Oxytocin receptor expression in human term and preterm gestational tissues prior to and following the onset of labour.

Abstract

Oxytocin receptor (OTR) mRNA expression has previously been demonstrated in human myometrium, decidua, chorion and amnion but the effect of gestational age and the onset of labour has not been determined in these individual tissues. Spatial OTR mRNA expression was examined by in situ hybridization and ligand binding was confirmed using autoradiography with the iodinated oxytocin antagonist d(CH2)5[Tyr(Me)2,Thr4,Tyr-NH29]-vasotocin (125I-OTA). Tissue was collected at term (>37 weeks of gestation) or preterm (24-36 weeks of gestation) caesarean section and classified as labour (contractions every 5 min associated with cervical dilatation) or non-labour. OTR mRNA expression was measured as optical density units from autoradiographs.
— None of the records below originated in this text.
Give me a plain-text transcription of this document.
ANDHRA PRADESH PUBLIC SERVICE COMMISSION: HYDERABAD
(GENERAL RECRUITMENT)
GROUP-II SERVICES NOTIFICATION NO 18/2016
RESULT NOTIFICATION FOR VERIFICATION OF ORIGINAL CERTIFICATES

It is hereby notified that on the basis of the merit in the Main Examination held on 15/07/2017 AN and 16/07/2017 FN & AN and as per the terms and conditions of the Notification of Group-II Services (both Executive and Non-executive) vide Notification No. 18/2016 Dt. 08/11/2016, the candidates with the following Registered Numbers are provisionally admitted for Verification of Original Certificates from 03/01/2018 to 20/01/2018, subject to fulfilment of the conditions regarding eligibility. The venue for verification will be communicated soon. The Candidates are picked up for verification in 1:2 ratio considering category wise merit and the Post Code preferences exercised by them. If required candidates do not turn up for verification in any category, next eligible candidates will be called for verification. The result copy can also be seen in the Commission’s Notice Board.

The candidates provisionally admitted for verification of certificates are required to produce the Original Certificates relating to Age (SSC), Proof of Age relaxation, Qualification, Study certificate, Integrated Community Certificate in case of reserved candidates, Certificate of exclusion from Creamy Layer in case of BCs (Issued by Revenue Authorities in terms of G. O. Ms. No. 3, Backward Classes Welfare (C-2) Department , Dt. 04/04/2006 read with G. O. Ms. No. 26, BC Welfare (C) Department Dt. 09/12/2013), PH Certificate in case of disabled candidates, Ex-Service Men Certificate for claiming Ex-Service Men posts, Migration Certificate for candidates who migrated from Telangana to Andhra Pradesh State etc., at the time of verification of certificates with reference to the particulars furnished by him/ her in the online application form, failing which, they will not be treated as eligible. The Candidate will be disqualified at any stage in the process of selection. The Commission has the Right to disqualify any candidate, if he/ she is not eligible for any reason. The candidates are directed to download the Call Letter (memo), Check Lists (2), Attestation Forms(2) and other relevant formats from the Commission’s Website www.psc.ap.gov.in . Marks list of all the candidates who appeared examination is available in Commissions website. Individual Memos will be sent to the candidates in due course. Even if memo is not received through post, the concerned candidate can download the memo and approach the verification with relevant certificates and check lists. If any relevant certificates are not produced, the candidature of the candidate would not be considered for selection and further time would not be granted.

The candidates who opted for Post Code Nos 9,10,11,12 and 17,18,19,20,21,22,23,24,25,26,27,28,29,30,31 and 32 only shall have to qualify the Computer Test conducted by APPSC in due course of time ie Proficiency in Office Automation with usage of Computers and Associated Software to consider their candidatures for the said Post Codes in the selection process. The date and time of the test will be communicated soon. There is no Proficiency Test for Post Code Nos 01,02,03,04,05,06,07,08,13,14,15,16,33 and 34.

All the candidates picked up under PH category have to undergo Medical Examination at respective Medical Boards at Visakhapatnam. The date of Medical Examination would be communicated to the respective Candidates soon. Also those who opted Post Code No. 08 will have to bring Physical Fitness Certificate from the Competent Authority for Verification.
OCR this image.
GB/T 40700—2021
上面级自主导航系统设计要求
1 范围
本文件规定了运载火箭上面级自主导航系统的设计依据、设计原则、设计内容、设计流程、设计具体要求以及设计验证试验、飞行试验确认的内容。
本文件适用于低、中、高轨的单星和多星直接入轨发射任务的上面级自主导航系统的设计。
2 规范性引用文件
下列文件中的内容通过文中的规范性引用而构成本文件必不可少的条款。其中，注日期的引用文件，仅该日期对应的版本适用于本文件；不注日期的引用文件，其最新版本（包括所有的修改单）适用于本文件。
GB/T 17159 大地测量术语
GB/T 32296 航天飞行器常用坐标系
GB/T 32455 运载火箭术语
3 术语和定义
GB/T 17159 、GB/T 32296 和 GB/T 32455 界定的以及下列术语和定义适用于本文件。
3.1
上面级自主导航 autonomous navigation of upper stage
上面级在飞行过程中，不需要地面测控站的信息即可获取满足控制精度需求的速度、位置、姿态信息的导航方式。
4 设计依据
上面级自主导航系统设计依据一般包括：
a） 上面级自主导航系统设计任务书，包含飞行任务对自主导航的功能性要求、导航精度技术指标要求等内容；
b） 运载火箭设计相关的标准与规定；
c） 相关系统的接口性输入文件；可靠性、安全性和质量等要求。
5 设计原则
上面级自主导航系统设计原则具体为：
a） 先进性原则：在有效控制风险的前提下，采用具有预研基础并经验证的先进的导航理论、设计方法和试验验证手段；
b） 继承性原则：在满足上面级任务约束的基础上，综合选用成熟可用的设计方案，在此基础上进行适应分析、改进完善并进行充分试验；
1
There was a highly significant (P<0.001) effect of tissue type on expression of OTR mRNA with expression greatest in myometrium, low in decidua and chorion and not detected in placenta. Similar results were obtained with the 125I-OTA-binding studies, indicating that the message was translated. Amnion had an apparently high level of both hybridization and 125I-OTA binding in some samples, but a lack of specificity prevented quantification of the signal in this tissue type. Term myometrium (labour and non-labour) had significantly higher (P<0.01) OTR mRNA expression than preterm myometrium, but there was no further increase in mRNA concentration associated with labour onset. In contrast, 125I-OTA binding in myometrium was already high at 33 weeks and did not increase further either later in pregnancy or with labour. In decidua there was no effect of gestational age or labour onset on OTR mRNA expression or 125I-OTA binding. In summary, OTR mRNA expression in the myometrium increased in late pregnancy whereas decidual expression was much lower and did not rise at term.